Having won an earlier brick-sorting challenge, Jono and Dan got first choice of colour and selected ma (white).
They then started on a sculpture they titled “Hope Defeats Despair”.
Both men have talked openly about their battles with mental health issues and how Lego has played a vital therapeutic role.
Dan has had several anxious and emotional moments highlighted to the TV-viewing world during their competition. So this creation was close to their hearts.
Jono explained. “Our piece is a sculpture sitting in a chair. He's in despair (but) when you get close we turn it around so people get a different emotion.”
Dan added: “Most people can relate to a feeling of despair at some point.”
Brick Master Sather said the challenge would force the teams to “channel their creativity” and he was impressed with Jono and Dan's concept from the get-go.
The teams had 12 hours to complete their build. Sounds a lot. It's not.
Adding to the pressure was the inevitable “twist” announced hours into the builds — last night's being that teams had to add a secondary colour comprising 10 to 50 bricks.
Jono and Dan went for black.
“We were in a good head space until the twist,” Dan said.

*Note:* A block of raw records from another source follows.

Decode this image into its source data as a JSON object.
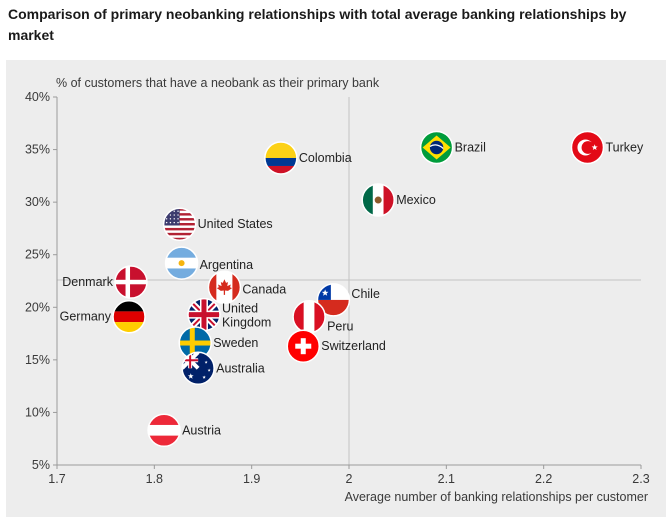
{
  "title": "Comparison of primary neobanking relationships with total average banking relationships by market",
  "chart_data": {
    "type": "scatter",
    "title": "Comparison of primary neobanking relationships with total average banking relationships by market",
    "xlabel": "Average number of banking relationships per customer",
    "ylabel": "% of customers that have a neobank as their primary bank",
    "xlim": [
      1.7,
      2.3
    ],
    "ylim": [
      5,
      40
    ],
    "x_ticks": [
      "1.7",
      "1.8",
      "1.9",
      "2",
      "2.1",
      "2.2",
      "2.3"
    ],
    "y_ticks": [
      "5%",
      "10%",
      "15%",
      "20%",
      "25%",
      "30%",
      "35%",
      "40%"
    ],
    "reference_lines": {
      "x": 2.0,
      "y": 22.6
    },
    "points": [
      {
        "name": "Turkey",
        "x": 2.245,
        "y": 35.2,
        "flag": "turkey"
      },
      {
        "name": "Brazil",
        "x": 2.09,
        "y": 35.2,
        "flag": "brazil"
      },
      {
        "name": "Colombia",
        "x": 1.93,
        "y": 34.2,
        "flag": "colombia"
      },
      {
        "name": "Mexico",
        "x": 2.03,
        "y": 30.2,
        "flag": "mexico"
      },
      {
        "name": "United States",
        "x": 1.826,
        "y": 27.9,
        "flag": "usa"
      },
      {
        "name": "Argentina",
        "x": 1.828,
        "y": 24.2,
        "flag": "argentina"
      },
      {
        "name": "Denmark",
        "x": 1.776,
        "y": 22.4,
        "flag": "denmark"
      },
      {
        "name": "Canada",
        "x": 1.872,
        "y": 21.9,
        "flag": "canada"
      },
      {
        "name": "Chile",
        "x": 1.984,
        "y": 20.7,
        "flag": "chile"
      },
      {
        "name": "Germany",
        "x": 1.774,
        "y": 19.1,
        "flag": "germany"
      },
      {
        "name": "United Kingdom",
        "x": 1.851,
        "y": 19.3,
        "flag": "uk"
      },
      {
        "name": "Peru",
        "x": 1.959,
        "y": 19.1,
        "flag": "peru"
      },
      {
        "name": "Sweden",
        "x": 1.842,
        "y": 16.6,
        "flag": "sweden"
      },
      {
        "name": "Switzerland",
        "x": 1.953,
        "y": 16.3,
        "flag": "switzerland"
      },
      {
        "name": "Australia",
        "x": 1.845,
        "y": 14.2,
        "flag": "australia"
      },
      {
        "name": "Austria",
        "x": 1.81,
        "y": 8.3,
        "flag": "austria"
      }
    ]
  }
}
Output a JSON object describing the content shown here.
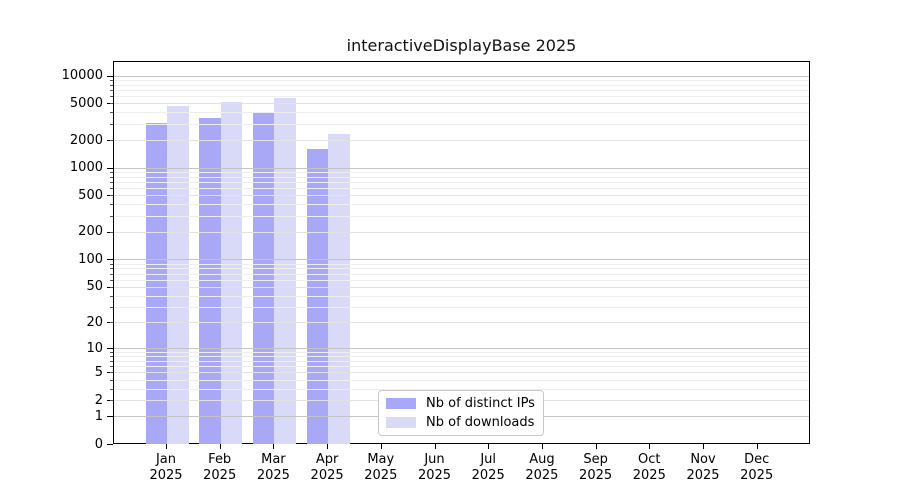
{
  "chart_data": {
    "type": "bar",
    "title": "interactiveDisplayBase 2025",
    "y_scale": "log1p",
    "ylim": [
      0,
      14500
    ],
    "grid": true,
    "legend_position": "lower-center-inside",
    "x_months": [
      "Jan",
      "Feb",
      "Mar",
      "Apr",
      "May",
      "Jun",
      "Jul",
      "Aug",
      "Sep",
      "Oct",
      "Nov",
      "Dec"
    ],
    "x_year": "2025",
    "y_tick_labels": [
      "0",
      "1",
      "2",
      "5",
      "10",
      "20",
      "50",
      "100",
      "200",
      "500",
      "1000",
      "2000",
      "5000",
      "10000"
    ],
    "series": [
      {
        "name": "Nb of distinct IPs",
        "color": "#a8a8f6",
        "values": [
          3100,
          3500,
          3900,
          1600,
          null,
          null,
          null,
          null,
          null,
          null,
          null,
          null
        ]
      },
      {
        "name": "Nb of downloads",
        "color": "#d9d9f8",
        "values": [
          4700,
          5200,
          5700,
          2300,
          null,
          null,
          null,
          null,
          null,
          null,
          null,
          null
        ]
      }
    ],
    "colors": {
      "grid_major": "#c4c4c4",
      "grid_mid": "#e2e2e2",
      "grid_minor": "#eeeeee",
      "spine": "#000000"
    }
  }
}
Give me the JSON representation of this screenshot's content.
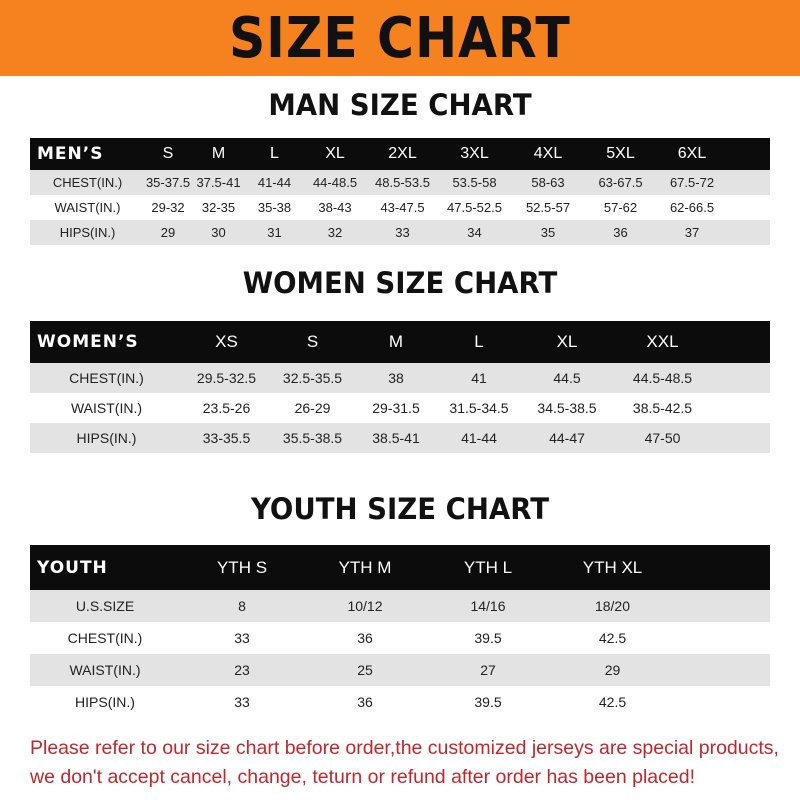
{
  "title": "SIZE CHART",
  "colors": {
    "banner": "#f5821f",
    "header_row": "#0c0c0c",
    "stripe": "#e3e3e3",
    "notice": "#c1272d"
  },
  "men": {
    "title": "MAN SIZE CHART",
    "header_label": "MEN’S",
    "sizes": [
      "S",
      "M",
      "L",
      "XL",
      "2XL",
      "3XL",
      "4XL",
      "5XL",
      "6XL"
    ],
    "rows": [
      {
        "label": "CHEST(IN.)",
        "values": [
          "35-37.5",
          "37.5-41",
          "41-44",
          "44-48.5",
          "48.5-53.5",
          "53.5-58",
          "58-63",
          "63-67.5",
          "67.5-72"
        ]
      },
      {
        "label": "WAIST(IN.)",
        "values": [
          "29-32",
          "32-35",
          "35-38",
          "38-43",
          "43-47.5",
          "47.5-52.5",
          "52.5-57",
          "57-62",
          "62-66.5"
        ]
      },
      {
        "label": "HIPS(IN.)",
        "values": [
          "29",
          "30",
          "31",
          "32",
          "33",
          "34",
          "35",
          "36",
          "37"
        ]
      }
    ]
  },
  "women": {
    "title": "WOMEN SIZE CHART",
    "header_label": "WOMEN’S",
    "sizes": [
      "XS",
      "S",
      "M",
      "L",
      "XL",
      "XXL"
    ],
    "rows": [
      {
        "label": "CHEST(IN.)",
        "values": [
          "29.5-32.5",
          "32.5-35.5",
          "38",
          "41",
          "44.5",
          "44.5-48.5"
        ]
      },
      {
        "label": "WAIST(IN.)",
        "values": [
          "23.5-26",
          "26-29",
          "29-31.5",
          "31.5-34.5",
          "34.5-38.5",
          "38.5-42.5"
        ]
      },
      {
        "label": "HIPS(IN.)",
        "values": [
          "33-35.5",
          "35.5-38.5",
          "38.5-41",
          "41-44",
          "44-47",
          "47-50"
        ]
      }
    ]
  },
  "youth": {
    "title": "YOUTH SIZE CHART",
    "header_label": "YOUTH",
    "sizes": [
      "YTH S",
      "YTH M",
      "YTH L",
      "YTH XL"
    ],
    "rows": [
      {
        "label": "U.S.SIZE",
        "values": [
          "8",
          "10/12",
          "14/16",
          "18/20"
        ]
      },
      {
        "label": "CHEST(IN.)",
        "values": [
          "33",
          "36",
          "39.5",
          "42.5"
        ]
      },
      {
        "label": "WAIST(IN.)",
        "values": [
          "23",
          "25",
          "27",
          "29"
        ]
      },
      {
        "label": "HIPS(IN.)",
        "values": [
          "33",
          "36",
          "39.5",
          "42.5"
        ]
      }
    ]
  },
  "notice": {
    "line1": "Please refer to our size chart before order,the customized jerseys are special products,",
    "line2": "we don't accept cancel, change, teturn or refund after order has been placed!"
  }
}
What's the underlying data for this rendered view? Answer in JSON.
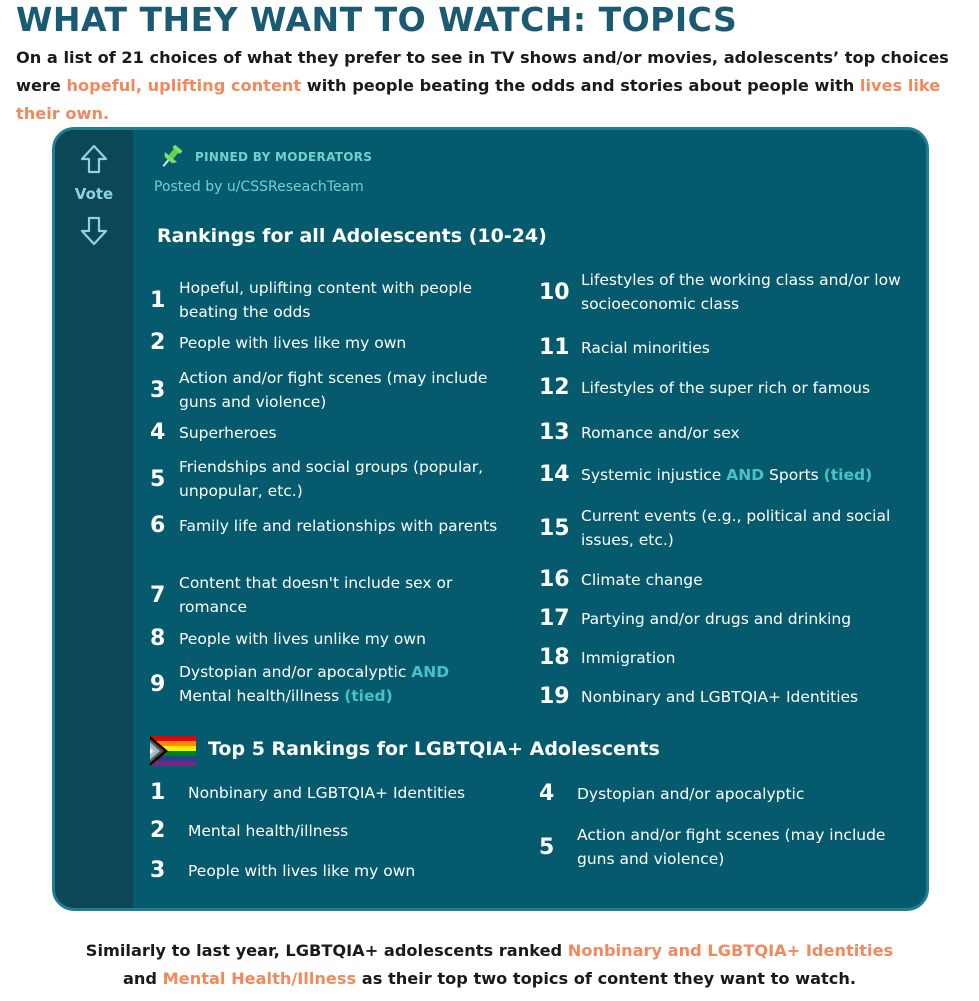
{
  "title": "WHAT THEY WANT TO WATCH: TOPICS",
  "intro": {
    "part1": "On a list of 21 choices of what they prefer to see in TV shows and/or movies, adolescents’ top choices were ",
    "hl1": "hopeful, uplifting content",
    "part2": " with people beating the odds and stories about people with ",
    "hl2": "lives like their own."
  },
  "post": {
    "vote_label": "Vote",
    "pinned_label": "PINNED BY MODERATORS",
    "posted_by": "Posted by u/CSSReseachTeam"
  },
  "all_rankings": {
    "title": "Rankings for all Adolescents (10-24)",
    "items": [
      {
        "rank": "1",
        "text": "Hopeful, uplifting content with people beating the odds"
      },
      {
        "rank": "2",
        "text": "People with lives like my own"
      },
      {
        "rank": "3",
        "text": "Action and/or fight scenes (may include guns and violence)"
      },
      {
        "rank": "4",
        "text": "Superheroes"
      },
      {
        "rank": "5",
        "text": "Friendships and social groups (popular, unpopular, etc.)"
      },
      {
        "rank": "6",
        "text": "Family life and relationships with parents"
      },
      {
        "rank": "7",
        "text": "Content that doesn't include sex or romance"
      },
      {
        "rank": "8",
        "text": "People with lives unlike my own"
      },
      {
        "rank": "9",
        "text_a": "Dystopian and/or apocalyptic ",
        "and": "AND",
        "text_b": "Mental health/illness ",
        "tied": "(tied)"
      },
      {
        "rank": "10",
        "text": "Lifestyles of the working class and/or low socioeconomic class"
      },
      {
        "rank": "11",
        "text": "Racial minorities"
      },
      {
        "rank": "12",
        "text": "Lifestyles of the super rich or famous"
      },
      {
        "rank": "13",
        "text": "Romance and/or sex"
      },
      {
        "rank": "14",
        "text_a": "Systemic injustice ",
        "and": "AND",
        "text_b": " Sports ",
        "tied": "(tied)"
      },
      {
        "rank": "15",
        "text": "Current events (e.g., political and social issues, etc.)"
      },
      {
        "rank": "16",
        "text": "Climate change"
      },
      {
        "rank": "17",
        "text": "Partying and/or drugs and drinking"
      },
      {
        "rank": "18",
        "text": "Immigration"
      },
      {
        "rank": "19",
        "text": "Nonbinary and LGBTQIA+ Identities"
      }
    ]
  },
  "lgbtq_rankings": {
    "title": "Top 5 Rankings for LGBTQIA+ Adolescents",
    "items": [
      {
        "rank": "1",
        "text": "Nonbinary and LGBTQIA+ Identities"
      },
      {
        "rank": "2",
        "text": "Mental health/illness"
      },
      {
        "rank": "3",
        "text": "People with lives like my own"
      },
      {
        "rank": "4",
        "text": "Dystopian and/or apocalyptic"
      },
      {
        "rank": "5",
        "text": "Action and/or fight scenes (may include guns and violence)"
      }
    ]
  },
  "footer": {
    "part1": "Similarly to last year, LGBTQIA+ adolescents ranked ",
    "hl1": "Nonbinary and LGBTQIA+ Identities",
    "part2": "and ",
    "hl2": "Mental Health/Illness",
    "part3": " as their top two topics of content they want to watch."
  },
  "colors": {
    "title": "#1a5a72",
    "highlight": "#f08a5d",
    "card_bg": "#055a6e",
    "vote_bg": "#0b4756",
    "accent_teal": "#49c2c6"
  }
}
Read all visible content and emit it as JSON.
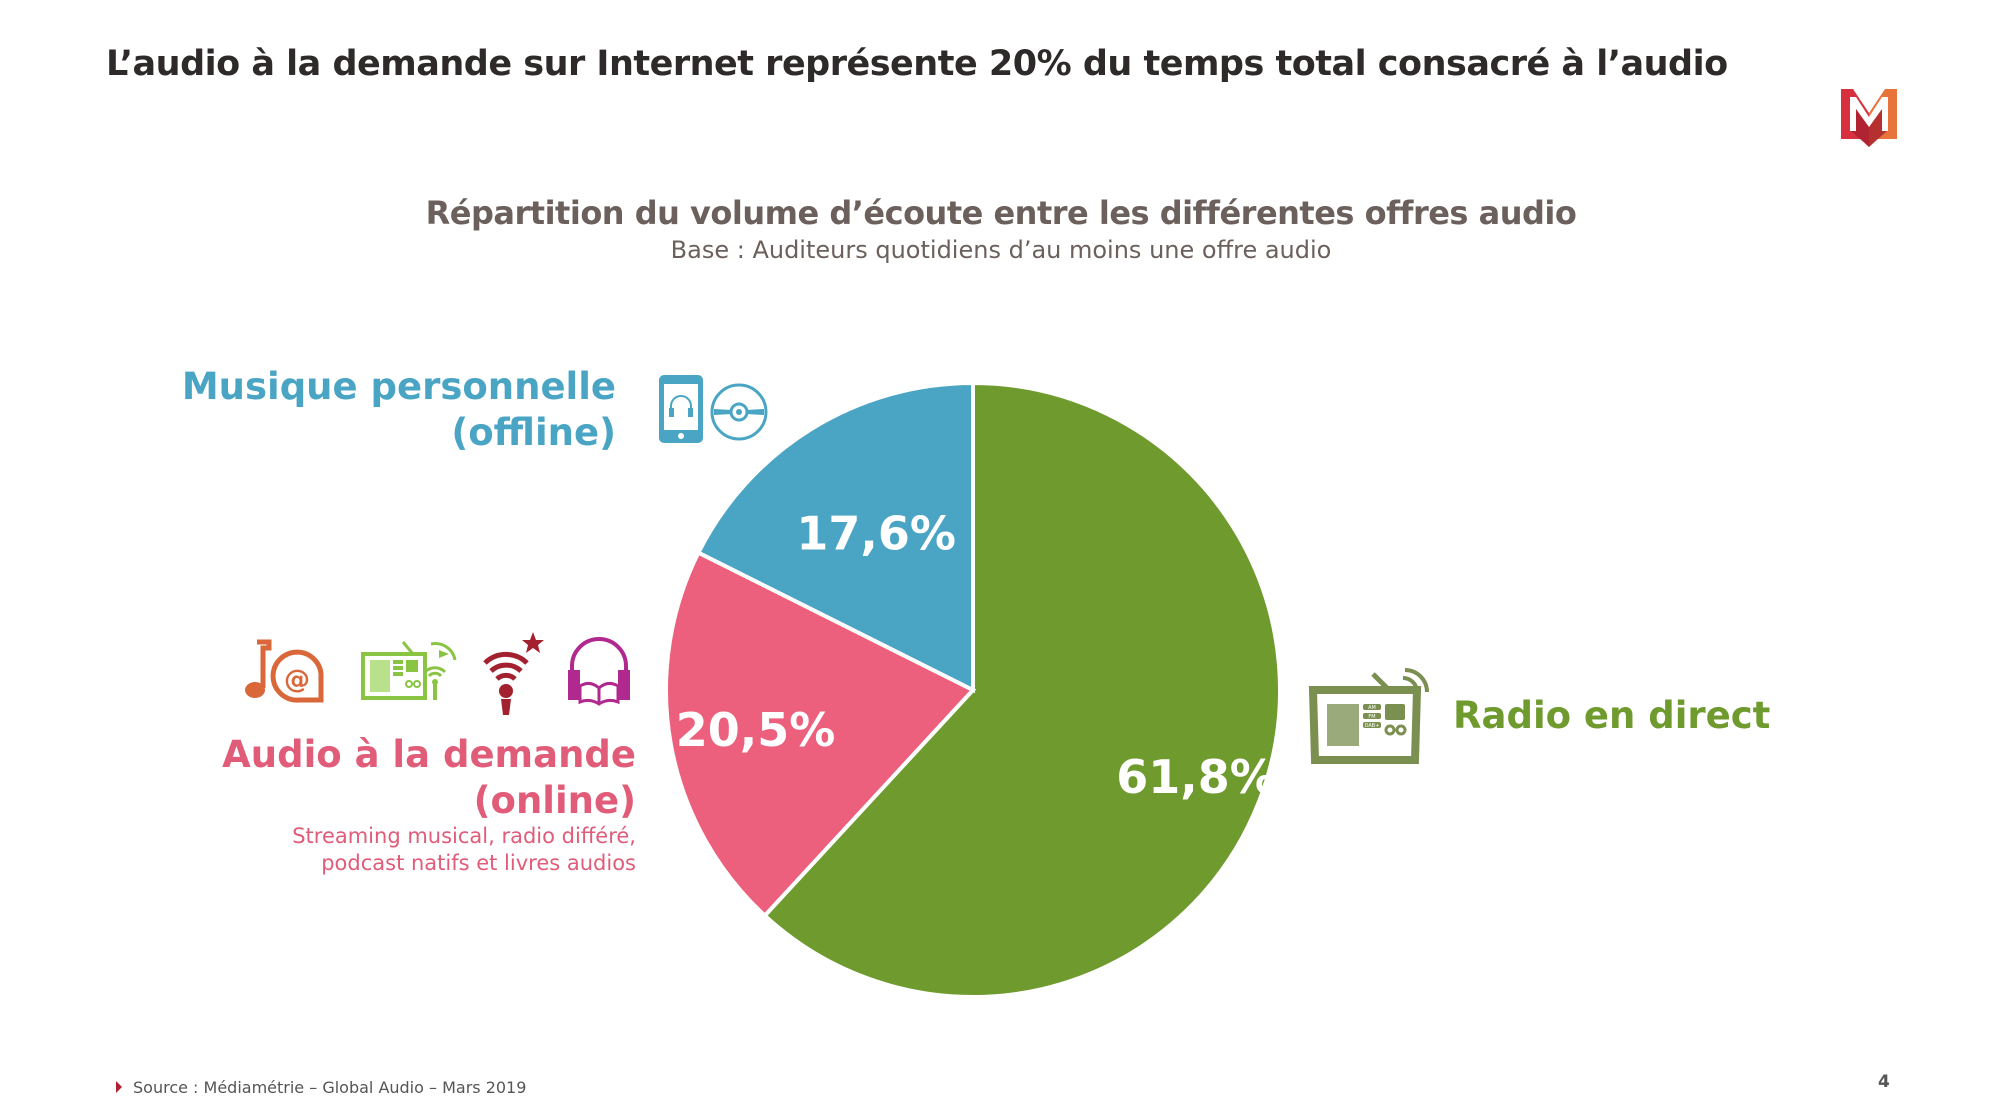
{
  "title": "L’audio à la demande sur Internet représente 20% du temps total consacré à l’audio",
  "logo": {
    "letter": "M",
    "colors": [
      "#d8303f",
      "#e8743b",
      "#a8202e"
    ]
  },
  "chart_data": {
    "type": "pie",
    "title": "Répartition du volume d’écoute entre les différentes offres audio",
    "subtitle": "Base : Auditeurs quotidiens d’au moins une offre audio",
    "slices": [
      {
        "name": "Radio en direct",
        "value": 61.8,
        "label": "61,8%",
        "color": "#6e9a2e"
      },
      {
        "name": "Audio à la demande (online)",
        "value": 20.5,
        "label": "20,5%",
        "color": "#ed607d"
      },
      {
        "name": "Musique personnelle (offline)",
        "value": 17.6,
        "label": "17,6%",
        "color": "#4aa5c4"
      }
    ],
    "start": "top",
    "direction": "clockwise"
  },
  "labels": {
    "offline": {
      "line1": "Musique personnelle",
      "line2": "(offline)",
      "icons": [
        "smartphone-headphones-icon",
        "cd-icon"
      ]
    },
    "online": {
      "line1": "Audio à la demande",
      "line2": "(online)",
      "sub1": "Streaming musical, radio différé,",
      "sub2": "podcast natifs et livres audios",
      "icons": [
        "music-note-at-icon",
        "replay-radio-icon",
        "podcast-mic-icon",
        "audiobook-icon"
      ]
    },
    "radio": {
      "text": "Radio en direct",
      "icon": "radio-icon",
      "bands": [
        "AM",
        "FM",
        "DAB+"
      ]
    }
  },
  "footer": {
    "source": "Source : Médiamétrie – Global Audio – Mars 2019",
    "page": "4"
  }
}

Completion drew the standard reaction of relief but also an overwhelming feeling of achievement.
“This is the best work we've ever done,” Jono said.
“Emotionally this was a tough one,” a teary-eyed Dan said. “Being given the opportunity to come here and tell our story . . .
“It's an honour,” Jono said.
Brick Master Sather described the builds as “unbelievable”.
“You have all created pieces that I would certainly go and visit in a gallery.”
In explaining their sculpture, Jono and Dan said they wanted to show people that “even when the world is at its darkest, there is always a glimmer of hope there”.
“And sometimes you've just got to reach out and take it,” Dan said.
Brick Master Sather was blown away.
“You walk in the room and see that piece and there's immediate emotional impact . . . a wonderful effort, fantastic.”
Jono praised his mate.
“To get an idea that Dan had . . . and to help him create it and then to create this emotion . . . what more could you want from a piece of art?”
Jono and Dan and ever-consistent Kapiti/Pahiatua mates Jake and Glenn, who built a red broken heart on a rotating platform, were named in the top two. Not surprisingly, Jono and Dan got Brick Master Sather's tick.
“You had to pull off your best build of the series to beat Glenn and Jake and you did it.”
“We poured our heart and soul into this build,” Dan said. “We're ecstatic to win with such an important piece to us.”
It was a non-elimination challenge but Jono and Dan won “a huge advantage” — they were told what the next build would be but were given the option of telling one, two or all of the other pairs if they wished to.
The next episode (Monday on TVNZ2) will see the demise of another team while the winners will advance straight to the final.